Studios Suddenly Realizing Box Office Revenue Is Good, Actually
Plus: A cult classic assigned!
I have no special insight on the process that led to Marvel and Disney deciding to shift their upcoming streaming series starring James Rhodes (Don Cheadle), aka War Machine, from a Disney+ project to a theatrical feature. Maybe it had to do with Cheadle’s schedule. Maybe, for the first time in history, an executive found a perfect two-hour story and didn’t say to themselves “But what if we made this eight-hours long instead?”
Or maybe someone somewhere finally realized that Armor Wars racking up mid-nine-figures in box office revenue before throwing it on streaming where people will continue to watch it at high levels makes more sense than just throwing it on streaming to begin with.
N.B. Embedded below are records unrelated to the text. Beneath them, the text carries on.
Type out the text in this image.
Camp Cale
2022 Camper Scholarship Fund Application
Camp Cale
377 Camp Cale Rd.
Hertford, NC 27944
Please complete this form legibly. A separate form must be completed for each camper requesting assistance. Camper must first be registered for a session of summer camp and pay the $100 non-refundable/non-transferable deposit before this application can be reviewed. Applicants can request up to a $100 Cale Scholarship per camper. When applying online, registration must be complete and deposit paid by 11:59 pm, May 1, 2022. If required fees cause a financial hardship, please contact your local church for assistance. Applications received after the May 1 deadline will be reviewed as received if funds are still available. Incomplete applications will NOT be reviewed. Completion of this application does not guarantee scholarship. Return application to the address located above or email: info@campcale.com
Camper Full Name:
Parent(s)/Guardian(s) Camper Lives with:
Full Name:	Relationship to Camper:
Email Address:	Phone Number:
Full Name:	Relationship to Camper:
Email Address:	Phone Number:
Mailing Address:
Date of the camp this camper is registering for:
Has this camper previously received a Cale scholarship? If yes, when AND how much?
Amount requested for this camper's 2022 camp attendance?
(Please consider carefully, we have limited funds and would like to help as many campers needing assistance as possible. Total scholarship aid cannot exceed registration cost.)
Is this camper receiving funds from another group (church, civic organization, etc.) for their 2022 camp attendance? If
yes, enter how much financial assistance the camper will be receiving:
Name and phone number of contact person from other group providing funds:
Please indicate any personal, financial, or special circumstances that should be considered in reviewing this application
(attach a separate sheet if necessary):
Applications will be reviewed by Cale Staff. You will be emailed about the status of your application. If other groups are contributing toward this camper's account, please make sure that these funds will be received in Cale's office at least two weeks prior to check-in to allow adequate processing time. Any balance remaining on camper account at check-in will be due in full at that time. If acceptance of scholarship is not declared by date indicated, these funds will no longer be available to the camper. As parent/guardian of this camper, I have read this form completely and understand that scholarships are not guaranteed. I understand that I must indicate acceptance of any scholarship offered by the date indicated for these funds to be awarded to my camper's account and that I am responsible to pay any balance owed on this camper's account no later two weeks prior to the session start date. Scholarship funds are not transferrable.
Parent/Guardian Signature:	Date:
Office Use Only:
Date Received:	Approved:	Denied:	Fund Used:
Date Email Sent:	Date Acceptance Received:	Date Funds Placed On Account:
The economics here just feel pretty straightforward. A two-hour feature costs roughly the same as one of these series, though it costs a bit more to advertise. It takes less time to make a two-hour movie than a six-to-eight-hour show, freeing people up for other projects. And these movies are still huge theatrical draws: Doctor Strange in the Multiverse of Madness grossed nearly a billion dollars worldwide and Thor Love and Thunder grossed around three-quarters of a billion. (And they both did it without the aid of the Chinese box office, which seems like it is now closed to Disney and Marvel.)
That’s right: third-tier heroes like Doctor Strange and Thor combined to make more than $1.7 billion at the box office this year. That’s a lot of money, even after revenue splits with theaters, advertising costs, etc.
And here’s the kicker: people still watch these at home when they hit streaming! Sometimes they’re rewatching; sometimes they’re first-watching. But as the Entertainment Strategy Guy wrote, the cannibalization of the streaming audience by theatrical release is either negligible or negative. “My working hypothesis is that a theatrical release, at worst, takes, say, 20% total viewership from a film, but, at best, may actually drive increased viewing due to better marketing,” he wrote a few weeks back while looking at data for Uncharted, Prey, and Lightyear.
The question here is a fairly simple one, at least economically: If you put something in theaters rather than straight to Disney+, will it earn more at the box office than it costs you subscribers? But I would be genuinely shocked if a single person has ever canceled Disney+ because a movie was in theaters first and I would, honestly, be a little surprised if Disney+-exclusive releases like Soul or Turning Red actually drove that many people to sign up.
So why leave those billions on the table?
Speaking of billions on the table, Avatar: The Way of Water is hoping to make a couple. On the members-only bonus episode of Across the Movie Aisle this week, we discussed the original’s big box office weekend and asked if folks were itching to head back to Pandora.
If you’re a Bulwark+ member you can listen now; if not, try us out for two weeks free.
This week, I reviewed Blonde, which I did not particularly care for. The thing is, it’s a successful work in the sense that Andrew Dominik accomplishes what he set out to do, it’s just that what he set out to do is kind of grotesque. Our own Hannah Yoest also did not particularly care for it, though for slightly different reasons.
Over in the Washington Post, I compared and contrasted the ways in which Blonde and Elvis treat their subjects, two titans of mid-century America.
We’re in the midst of a hot streak of horror movies, so I was thrilled to talk to the writer and co-producer of Orphan: First Kill, David Coggeshall, this week on The Bulwark Goes to Hollywood. Had a great chat about the state of the industry, shooting during Covid, and all sorts of other stuff. You can watch the movie now on Paramount+.
Assigned Viewing: John Dies at the End (Hulu)
I’m assigning Don Coscarelli’s cult-classic film, John Dies at the End, because a.) I enjoy it and I’m the boss of this newsletter but also b.) I’ll be interviewing the author of the book on which it’s based, Jason Pargin, as part of his promotional tour for If This Book Exists, You’re In the Wrong Universe: A John, Dave, and Amy Novel. (Spoiler for John Dies at the End, I guess?)
That book is out October 18 and you can preorder it at the link above; if you haven’t read the previous books in the series, you can find the first here, the second here, and the third here. If you like Hitchhiker’s Guide to the Galaxy or Good Omens, you’ll probably dig them.